In the low carbon scenario, the report assumes that increasing requirements by the global population to take action regarding the unsustainable development of energy demand and CO2 emissions will be responded to by politicians, creating much tougher energy and climate policies, emissions restrictions, elimination of fuel subsidies than in the reference scenario. 

“As a consequence of that, energy intensity improves substantially, so that you get much lower use of energy quickly compared to in the reference scenario,” Wærness said. “As a consequence of that, CO2 emissions start to fall.”

Energy and climate policies will reduce the demand and production of coal and increase the share of gas and renewable energy, which will contribute to a much lower CO2 intensity. 

In the low carbon scenario, the global fuel mix evolves in a less CO2-intense direction. The coal share of the world’s primary energy consumption declines significantly by 2040, the oil share drops and all other energy carriers increase their shares of the only moderately growing total primary energy demand. Global gas use increases by about 16% from 2011 to 2040.

In the policy paralysis scenario, Statoil’s report takes a look at current geopolitical developments, such as increasing geopolitical uncertainty and conflict between the large global powers, and the potential implications it could have for economic growth, international trade, security of supply issues, and protectionism.

“In such a scenario, you get less economic growth and, therefore, lower energy demand,” Wærness said, “but you also get more dependence on your own resources, and less on international trade.”

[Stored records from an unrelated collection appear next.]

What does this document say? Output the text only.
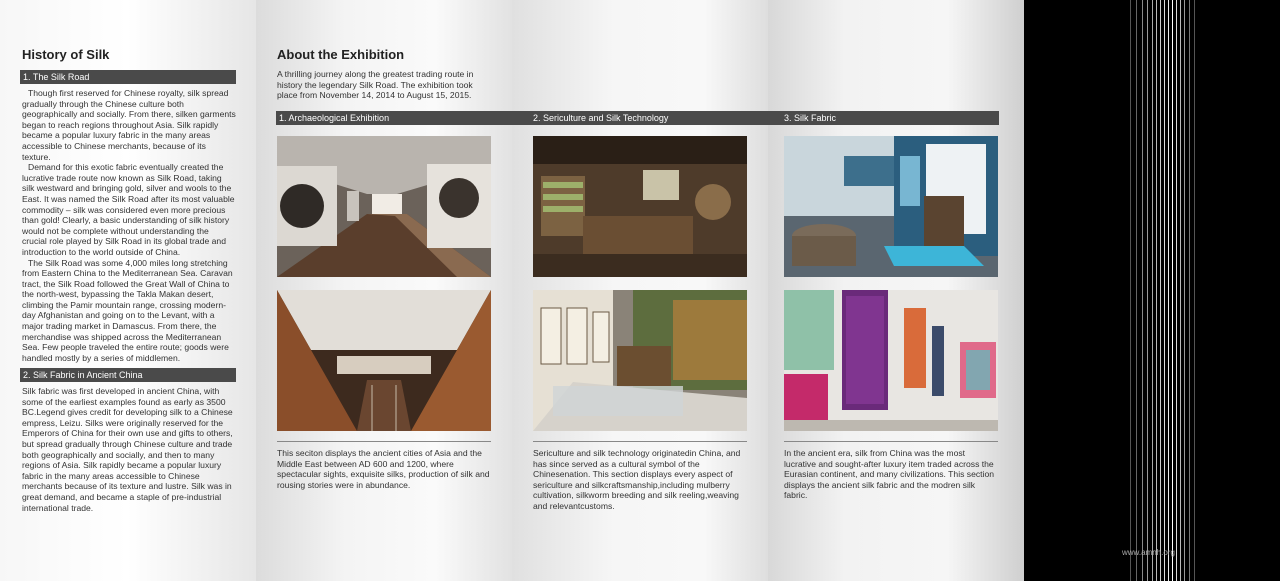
History of Silk
1. The Silk Road

Though first reserved for Chinese royalty, silk spread gradually through the Chinese culture both geographically and socially. From there, silken garments began to reach regions throughout Asia. Silk rapidly became a popular luxury fabric in the many areas accessible to Chinese merchants, because of its texture.

Demand for this exotic fabric eventually created the lucrative trade route now known as Silk Road, taking silk westward and bringing gold, silver and wools to the East. It was named the Silk Road after its most valuable commodity – silk was considered even more precious than gold! Clearly, a basic understanding of silk history would not be complete without understanding the crucial role played by Silk Road in its global trade and introduction to the world outside of China.

The Silk Road was some 4,000 miles long stretching from Eastern China to the Mediterranean Sea. Caravan tract, the Silk Road followed the Great Wall of China to the north-west, bypassing the Takla Makan desert, climbing the Pamir mountain range, crossing modern-day Afghanistan and going on to the Levant, with a major trading market in Damascus. From there, the merchandise was shipped across the Mediterranean Sea. Few people traveled the entire route; goods were handled mostly by a series of middlemen.

2. Silk Fabric in Ancient China
Silk fabric was first developed in ancient China, with some of the earliest examples found as early as 3500 BC.Legend gives credit for developing silk to a Chinese empress, Leizu. Silks were originally reserved for the Emperors of China for their own use and gifts to others, but spread gradually through Chinese culture and trade both geographically and socially, and then to many regions of Asia. Silk rapidly became a popular luxury fabric in the many areas accessible to Chinese merchants because of its texture and lustre. Silk was in great demand, and became a staple of pre-industrial international trade.
About the Exhibition
A thrilling journey along the greatest trading route in history the legendary Silk Road. The exhibition took place from November 14, 2014 to August 15, 2015.
1. Archaeological Exhibition	2. Sericulture and Silk Technology	3. Silk Fabric
This seciton displays the ancient cities of Asia and the Middle East between AD 600 and 1200, where spectacular sights, exquisite silks, production of silk and rousing stories were in abundance.
Sericulture and silk technology originatedin China, and has since served as a cultural symbol of the Chinesenation. This section displays every aspect of sericulture and silkcraftsmanship,including mulberry cultivation, silkworm breeding and silk reeling,weaving and relevantcustoms.
In the ancient era, silk from China was the most lucrative and sought-after luxury item traded across the Eurasian continent, and many civilizations. This section displays the ancient silk fabric and the modren silk fabric.
www.amnh.org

The global fuel mix evolves in a less green direction, with a growing share of coal as one of the world’s primary energy sources, lower growth for renewables and carbon capture storage, steady nuclear share, lower oil share, and big regional differences for natural gas, such as a decline in importing regions and increase in exporting regions. Because the share of coal increases, a higher CO2 intensity results, but energy demand is lower because of lower economic growth.

In all the scenarios a growth in gas demand is forecasted, with a moderate growth in oil demand until 2040.

“Given maturation of the world’s existing oil and gas fields, all three scenarios imply major investments to replace current production,” Wærness said. “Even a strong growth in renewables will not be enough to replace the natural decline from producing fields and meet the global demand for energy.”

Because of its availability, flexibility and environmentally friendly characteristics compared to coal, natural gas is projected to become an increasingly important fuel in the decades to come. In the reference scenario, natural gas demand is forecast to grow faster than total energy demand, by 1.4% per year on average until 2040. In the low carbon scenario, the gas share of total primary energy demand grows from 21% to 24%. In the policy paralysis scenario, the global market share for natural gas is relatively stable.

Although the oil demand is predicted to be slightly higher than it is today, Wærness said it will have a “slightly lower share in terms of energy in 2040 than it has today.” 

“In terms of implications for the oil and gas industry, it’s not as much the absolute level of demand that is important,” he said. “It’s the difference in the demand in any given scenario, and what you can produce in the existing fields.”

The analysis confirms results presented by the IEA—that within a sustainable energy system, there is still a strong need for oil and gas in the energy mix over the coming decades.

“We cannot stop investing in oil and gas and hope that we will be able to deliver sufficient energy,” Waerness said. “If we stop investing, then that means more coal and that is not sustainable.”

Valerie Wilke is a Web Content Associate Editor for SPE.